Volet 6 : la hiérarchisation, ce qui distingue un bilan d'une liste de courses
Une préconisation utile est datée, chiffrée et classée. Datée, parce qu'une action à mener avant le 31 décembre n'a pas le même statut qu'une action à envisager dans trois ans. Chiffrée, parce qu'une action dont le gain attendu est de 300 euros et le coût de mise en place de 900 euros ne doit pas figurer dans la liste. Classée, parce que l'ordre de traitement suit le risque : d'abord ce qui peut faire tomber l'édifice, la protection et la trésorerie, ensuite ce qui coûte chaque année, les frais et la fiscalité, enfin ce qui se joue sur quinze ans, la diversification et la transmission. Cette logique rejoint celle exposée dans notre article sur les erreurs les plus courantes en gestion de patrimoine.
Volet 6 bis : le suivi dans la durée
Un bilan patrimonial n'est pas un document d'archive. Il se périme pour deux raisons indépendantes : votre situation change, et les textes changent. Sur la seule année 2026, plusieurs paramètres structurants ont bougé, comme détaillé ci-dessous. Un point annuel, même court, suffit généralement à vérifier que les hypothèses tiennent encore et que les échéances n'ont pas été manquées.
Le déroulé pratique, et les délais réalistes
Un bilan patrimonial complet ne se produit pas en un rendez-vous. Le format le plus courant sur le marché comporte trois temps. Un premier échange de cadrage, d'une heure à une heure trente, sert à délimiter le périmètre, à identifier les événements en cours et à établir la liste précise des pièces à fournir. C'est aussi à ce moment que doivent être remis le document d'entrée en relation et la lettre de mission, avant tout travail.
Vient ensuite le temps de production, invisible pour la cliente, qui représente l'essentiel de la charge : reconstitution de l'inventaire à partir des pièces, retraitement des relevés de contrats pour faire apparaître les frais réels, calcul des positions fiscales, lecture des clauses et des quotités. Selon la complexité, ce travail s'étale de quelques jours à plusieurs semaines, notamment lorsqu'une entreprise ou une expatriation entre dans le périmètre. La fiscalité d'un départ à l'étranger, en particulier, appelle un examen dédié, sujet abordé dans l'épisode s'expatrier et payer moins d'impôts du podcast Out of the Box et dans notre article sur la fiscalité du patrimoine de l'expatrié.
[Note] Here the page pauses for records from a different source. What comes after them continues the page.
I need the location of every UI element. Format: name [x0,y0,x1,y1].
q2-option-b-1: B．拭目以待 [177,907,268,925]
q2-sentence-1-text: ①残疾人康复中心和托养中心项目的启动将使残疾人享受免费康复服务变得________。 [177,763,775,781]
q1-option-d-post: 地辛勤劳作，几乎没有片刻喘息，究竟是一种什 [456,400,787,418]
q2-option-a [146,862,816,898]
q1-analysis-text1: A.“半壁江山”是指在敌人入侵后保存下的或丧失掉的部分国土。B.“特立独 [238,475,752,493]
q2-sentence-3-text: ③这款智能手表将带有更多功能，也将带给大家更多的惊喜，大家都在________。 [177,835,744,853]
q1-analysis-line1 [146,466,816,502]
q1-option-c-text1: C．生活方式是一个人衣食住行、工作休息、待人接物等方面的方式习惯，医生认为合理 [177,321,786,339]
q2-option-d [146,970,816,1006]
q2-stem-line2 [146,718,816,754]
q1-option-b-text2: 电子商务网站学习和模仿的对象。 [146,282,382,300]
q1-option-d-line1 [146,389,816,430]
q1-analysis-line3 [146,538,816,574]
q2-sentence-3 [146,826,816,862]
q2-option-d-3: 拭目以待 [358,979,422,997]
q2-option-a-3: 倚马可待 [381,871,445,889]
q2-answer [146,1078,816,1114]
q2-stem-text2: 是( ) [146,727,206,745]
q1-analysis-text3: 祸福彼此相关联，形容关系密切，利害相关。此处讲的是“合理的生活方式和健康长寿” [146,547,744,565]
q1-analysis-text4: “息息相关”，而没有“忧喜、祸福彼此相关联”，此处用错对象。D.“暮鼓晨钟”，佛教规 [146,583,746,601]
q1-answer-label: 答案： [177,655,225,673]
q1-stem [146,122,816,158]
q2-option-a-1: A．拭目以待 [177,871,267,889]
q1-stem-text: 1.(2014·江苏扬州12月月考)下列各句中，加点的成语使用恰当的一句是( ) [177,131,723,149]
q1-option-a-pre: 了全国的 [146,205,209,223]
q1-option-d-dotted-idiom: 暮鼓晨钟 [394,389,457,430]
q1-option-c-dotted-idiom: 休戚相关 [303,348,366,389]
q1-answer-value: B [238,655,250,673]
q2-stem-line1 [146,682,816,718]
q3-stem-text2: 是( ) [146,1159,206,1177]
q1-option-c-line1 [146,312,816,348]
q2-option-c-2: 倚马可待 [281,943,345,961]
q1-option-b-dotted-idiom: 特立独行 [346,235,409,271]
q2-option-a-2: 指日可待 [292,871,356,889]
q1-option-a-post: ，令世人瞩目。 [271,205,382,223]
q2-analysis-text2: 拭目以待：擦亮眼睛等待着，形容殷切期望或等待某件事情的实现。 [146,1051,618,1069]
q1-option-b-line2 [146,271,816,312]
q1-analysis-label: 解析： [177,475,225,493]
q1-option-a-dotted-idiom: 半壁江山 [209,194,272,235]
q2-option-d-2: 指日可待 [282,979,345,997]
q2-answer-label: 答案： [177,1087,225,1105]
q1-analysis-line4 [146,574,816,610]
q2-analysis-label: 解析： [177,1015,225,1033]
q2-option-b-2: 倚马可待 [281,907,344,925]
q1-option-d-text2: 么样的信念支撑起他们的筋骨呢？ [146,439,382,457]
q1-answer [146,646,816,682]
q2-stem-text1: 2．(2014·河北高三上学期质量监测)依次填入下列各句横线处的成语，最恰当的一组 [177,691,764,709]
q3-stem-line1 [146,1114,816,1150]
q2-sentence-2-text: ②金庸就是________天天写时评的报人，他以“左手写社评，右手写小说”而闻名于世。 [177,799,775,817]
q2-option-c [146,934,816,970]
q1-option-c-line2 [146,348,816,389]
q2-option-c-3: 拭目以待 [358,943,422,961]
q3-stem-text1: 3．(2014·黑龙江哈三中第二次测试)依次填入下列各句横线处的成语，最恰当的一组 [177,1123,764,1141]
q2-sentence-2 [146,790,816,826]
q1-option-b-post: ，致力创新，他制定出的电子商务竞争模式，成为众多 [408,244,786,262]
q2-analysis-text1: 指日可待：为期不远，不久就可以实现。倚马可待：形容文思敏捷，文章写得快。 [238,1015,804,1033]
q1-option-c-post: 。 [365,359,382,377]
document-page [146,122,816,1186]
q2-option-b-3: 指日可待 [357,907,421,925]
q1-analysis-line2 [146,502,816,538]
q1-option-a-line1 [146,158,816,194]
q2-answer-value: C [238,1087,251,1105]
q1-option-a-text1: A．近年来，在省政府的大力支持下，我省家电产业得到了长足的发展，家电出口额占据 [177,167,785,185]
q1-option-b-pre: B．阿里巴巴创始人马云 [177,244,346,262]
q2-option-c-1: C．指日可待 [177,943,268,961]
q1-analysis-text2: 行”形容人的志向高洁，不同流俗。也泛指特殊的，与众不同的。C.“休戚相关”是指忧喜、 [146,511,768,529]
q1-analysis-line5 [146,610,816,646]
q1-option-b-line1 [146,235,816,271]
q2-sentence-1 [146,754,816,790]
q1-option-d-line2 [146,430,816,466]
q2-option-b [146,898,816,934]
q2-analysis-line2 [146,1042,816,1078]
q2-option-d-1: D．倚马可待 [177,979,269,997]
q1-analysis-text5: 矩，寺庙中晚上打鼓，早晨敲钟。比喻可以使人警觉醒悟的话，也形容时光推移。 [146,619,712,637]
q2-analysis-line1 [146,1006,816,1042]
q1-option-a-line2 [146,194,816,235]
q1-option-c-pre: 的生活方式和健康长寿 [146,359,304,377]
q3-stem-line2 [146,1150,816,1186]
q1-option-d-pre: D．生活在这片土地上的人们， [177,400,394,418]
Le troisième temps est la restitution, avec remise du document écrit. Deux points de vigilance ici. D'abord, exigez que le livrable vous soit remis même si vous ne donnez aucune suite : un bilan dont le document n'est communiqué qu'en cas de souscription n'est pas un bilan. Ensuite, comptez un délai de réflexion. Aucune conclusion d'un bilan patrimonial n'a de caractère d'urgence tel qu'elle imposerait de signer le jour même. La pression temporelle sur une décision patrimoniale est, en elle-même, un signal à prendre au sérieux.
Une remarque de bon sens pour finir sur ce point : la plupart des décisions issues d'un bilan sont réversibles à un coût faible, comme changer d'assurance emprunteur ou réorienter des versements programmés. Quelques-unes ne le sont pas, ou très difficilement, comme une donation en pleine propriété, un changement de régime matrimonial ou l'apport de titres à une holding. Savoir ranger chaque préconisation dans l'une ou l'autre catégorie est une bonne façon de hiérarchiser sereinement.
Les documents à réunir avant un bilan patrimonial
La qualité du bilan dépend directement de la qualité des pièces fournies. Un bilan construit sur des montants déclarés de mémoire produit des conclusions fragiles, en particulier sur le volet fiscal. Voici les pièces habituellement demandées.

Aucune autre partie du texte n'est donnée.